The event has always been held at the “Pyongyang Skating Rink” in the Botongkang district in Pyongyang. Having opened in April 1982, it accommodates up to 6,000 people and is the largest ice rink in the country. It also opens to general Pyongyang citizens on holidays.

Figure skaters in North Korea are usually associated with the National Joint Athletics Team, the Pyongyang Athletics Team, and the Walmido Athletic Team. Most of them are Pyongang-born. Because skating rinks are not so common in North Korea and figure skating requires professional training, children from the Youth Physical School, who belong to the Pyongyang Skating Rink or the Pyongyang Locomotive Athletic Team Skating Rink, are chosen.

Among the trainers, some of them are former figure skaters, but others have dance backgrounds. Just as Kim Yu Na learned ballet to help with her “expressiveness,” North Korean figure skaters also learn to dance.

Reflecting the general reality of the education system in the North, figure skaters also mostly come from affluent homes. In order to train, they have to eat well, first and foremost, and have to be able to afford not only the necessary items for training, but also compensations to trainers, such as liquor, cigarettes, or means of living. In particular, before entering professional teams, parents are in charge of all costs, which is a difficult burden for average households.

The athletes lead group-based lives in the teams to which they belong.

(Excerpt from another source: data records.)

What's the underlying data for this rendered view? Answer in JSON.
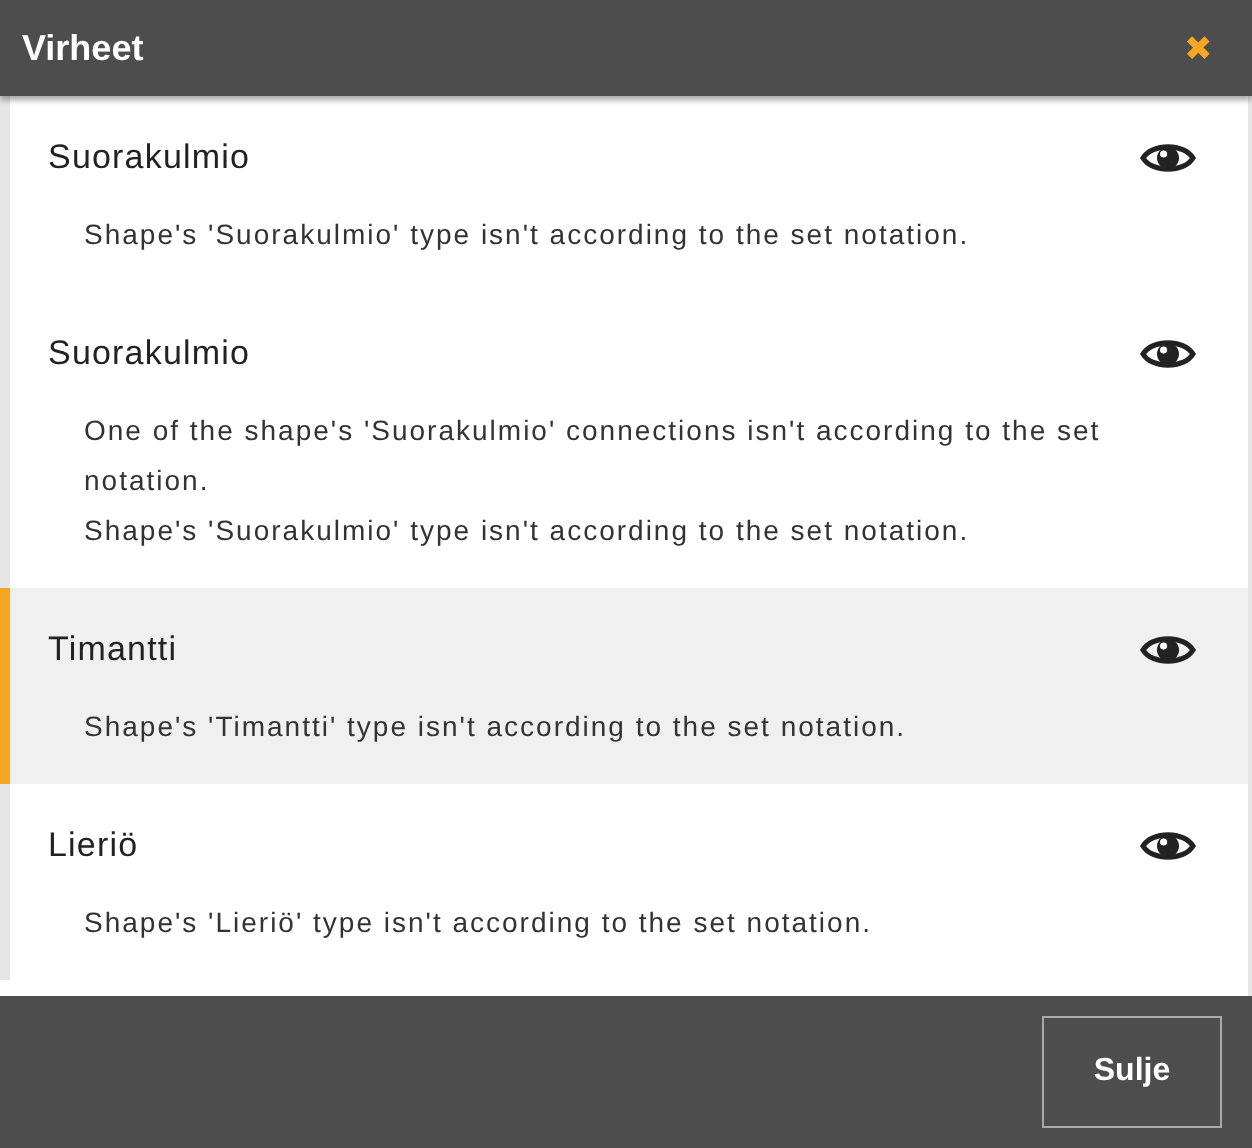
{
  "window": {
    "title": "Virheet",
    "close": "✖"
  },
  "errors": [
    {
      "name": "Suorakulmio",
      "selected": false,
      "messages": [
        "Shape's 'Suorakulmio' type isn't according to the set notation."
      ]
    },
    {
      "name": "Suorakulmio",
      "selected": false,
      "messages": [
        "One of the shape's 'Suorakulmio' connections isn't according to the set notation.",
        "Shape's 'Suorakulmio' type isn't according to the set notation."
      ]
    },
    {
      "name": "Timantti",
      "selected": true,
      "messages": [
        "Shape's 'Timantti' type isn't according to the set notation."
      ]
    },
    {
      "name": "Lieriö",
      "selected": false,
      "messages": [
        "Shape's 'Lieriö' type isn't according to the set notation."
      ]
    }
  ],
  "buttons": [
    "Sulje"
  ]
}
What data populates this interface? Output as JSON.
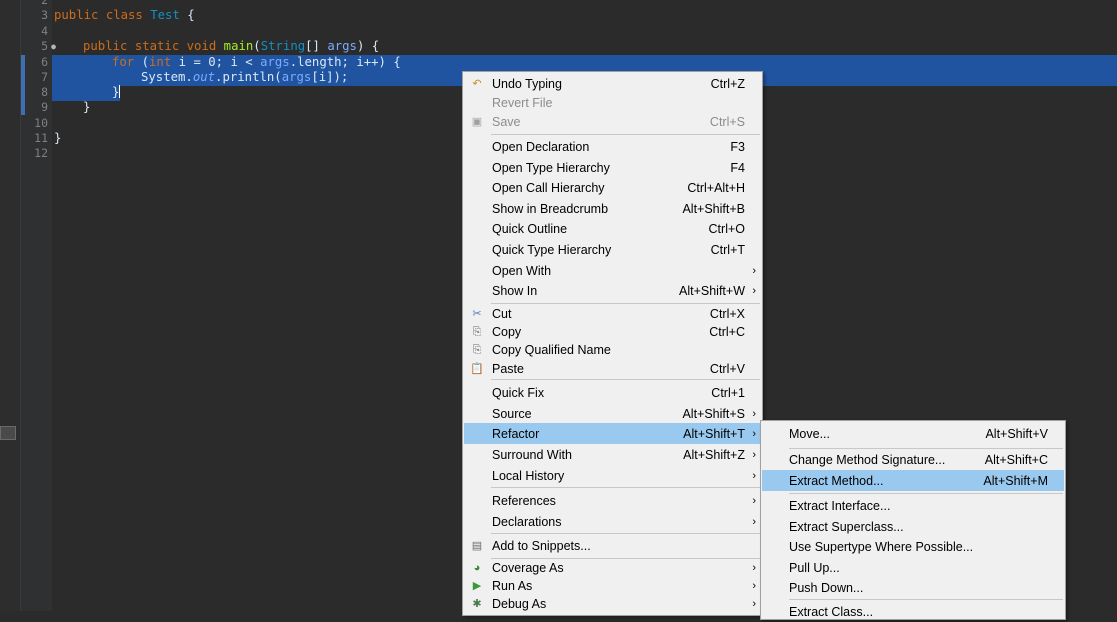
{
  "editor": {
    "line_numbers": [
      "2",
      "3",
      "4",
      "5",
      "6",
      "7",
      "8",
      "9",
      "10",
      "11",
      "12"
    ],
    "fold_marker": "●",
    "code": {
      "l3": {
        "kw": "public class ",
        "cls": "Test",
        "rest": " {"
      },
      "l5": {
        "kw1": "public static void ",
        "mth": "main",
        "p1": "(",
        "type": "String",
        "p2": "[] ",
        "param": "args",
        "p3": ") {"
      },
      "l6": {
        "kw": "for",
        "p1": " (",
        "kw2": "int",
        "p2": " i = 0; i < ",
        "param": "args",
        "p3": ".length; i++) {"
      },
      "l7": {
        "p1": "System.",
        "italic": "out",
        "p2": ".println(",
        "param": "args",
        "p3": "[i]);"
      },
      "l8": {
        "brace": "}"
      },
      "l9": {
        "brace": "}"
      },
      "l11": {
        "brace": "}"
      }
    }
  },
  "context_menu": {
    "items": [
      {
        "icon": "↶",
        "label": "Undo Typing",
        "shortcut": "Ctrl+Z"
      },
      {
        "icon": "",
        "label": "Revert File",
        "shortcut": ""
      },
      {
        "icon": "▣",
        "label": "Save",
        "shortcut": "Ctrl+S"
      },
      {
        "icon": "",
        "label": "Open Declaration",
        "shortcut": "F3"
      },
      {
        "icon": "",
        "label": "Open Type Hierarchy",
        "shortcut": "F4"
      },
      {
        "icon": "",
        "label": "Open Call Hierarchy",
        "shortcut": "Ctrl+Alt+H"
      },
      {
        "icon": "",
        "label": "Show in Breadcrumb",
        "shortcut": "Alt+Shift+B"
      },
      {
        "icon": "",
        "label": "Quick Outline",
        "shortcut": "Ctrl+O"
      },
      {
        "icon": "",
        "label": "Quick Type Hierarchy",
        "shortcut": "Ctrl+T"
      },
      {
        "icon": "",
        "label": "Open With",
        "shortcut": ""
      },
      {
        "icon": "",
        "label": "Show In",
        "shortcut": "Alt+Shift+W"
      },
      {
        "icon": "✂",
        "label": "Cut",
        "shortcut": "Ctrl+X"
      },
      {
        "icon": "⎘",
        "label": "Copy",
        "shortcut": "Ctrl+C"
      },
      {
        "icon": "⎘",
        "label": "Copy Qualified Name",
        "shortcut": ""
      },
      {
        "icon": "📋",
        "label": "Paste",
        "shortcut": "Ctrl+V"
      },
      {
        "icon": "",
        "label": "Quick Fix",
        "shortcut": "Ctrl+1"
      },
      {
        "icon": "",
        "label": "Source",
        "shortcut": "Alt+Shift+S"
      },
      {
        "icon": "",
        "label": "Refactor",
        "shortcut": "Alt+Shift+T"
      },
      {
        "icon": "",
        "label": "Surround With",
        "shortcut": "Alt+Shift+Z"
      },
      {
        "icon": "",
        "label": "Local History",
        "shortcut": ""
      },
      {
        "icon": "",
        "label": "References",
        "shortcut": ""
      },
      {
        "icon": "",
        "label": "Declarations",
        "shortcut": ""
      },
      {
        "icon": "▤",
        "label": "Add to Snippets...",
        "shortcut": ""
      },
      {
        "icon": "◕",
        "label": "Coverage As",
        "shortcut": ""
      },
      {
        "icon": "▶",
        "label": "Run As",
        "shortcut": ""
      },
      {
        "icon": "✱",
        "label": "Debug As",
        "shortcut": ""
      }
    ],
    "arrow": "›"
  },
  "refactor_submenu": {
    "items": [
      {
        "label": "Move...",
        "shortcut": "Alt+Shift+V"
      },
      {
        "label": "Change Method Signature...",
        "shortcut": "Alt+Shift+C"
      },
      {
        "label": "Extract Method...",
        "shortcut": "Alt+Shift+M"
      },
      {
        "label": "Extract Interface...",
        "shortcut": ""
      },
      {
        "label": "Extract Superclass...",
        "shortcut": ""
      },
      {
        "label": "Use Supertype Where Possible...",
        "shortcut": ""
      },
      {
        "label": "Pull Up...",
        "shortcut": ""
      },
      {
        "label": "Push Down...",
        "shortcut": ""
      },
      {
        "label": "Extract Class...",
        "shortcut": ""
      }
    ]
  },
  "colors": {
    "selection": "#2154a0",
    "menu_highlight": "#99c9ef",
    "menu_bg": "#f0f0f0"
  }
}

During training, if there is evidence of some kind of a flaw or poor results, then self-criticisms or ideological education is stressed.

Among North Korea’s figure skaters, none are as internationally renowned as South Korea’s Kim Yu Na. Looking at the individual rankings announced by the ISU on the 7th; the only ranked North Korean skaters are the pair Tae Won Hyuk-Lee Ji Hyang (the 83rd). The reason for their low ranking, apart from their actual skill, can be attributed to their participation in only one international competition sponsored by the ISU in the last three years.

Han Jung In, who was a flag-bearer alongside South Korean female speed skater Lee Bora in the 2006 Torino Winter Olympic Games, was also a famous male figure skater in North Korea. As for female skaters, there is Kim Young Sook, ranked 96th in the world last year.

The background music used by North Korean figure skaters is always revolutionary song. Consequently, the audience at the international competition fails to understand the music. The athletes who participate in the “Mt. Baekdu Cup” celebration have to select songs that demonstrate devotion to and adoration for Kim Jong Il. Sometimes, the lyrics of songs, such as “February is spring,” a very well-known song admiring Kim Jong Il, are removed and only the tunes are used.

Wanting a star such as Kim Yu Na to emerge from North Korea is something that may have to wait until the next generation. Asking North Korean children, who struggle for survival, to show sporting potential is most unfair.

In Pyongyang nowadays, countless students from pre-school to high school are preparing for a commemorative performance, “Arirang.” While Kim Yu Na is realizing her dream of being the world’s top figure skater, Pyongyang’s children have to prepare several months for a performance, the purpose of which is to promote the regime and earn foreign currency.

I hope the day comes soon when North Korean children can follow their dreams, like Kim Yu Na, without any political or economic restraint.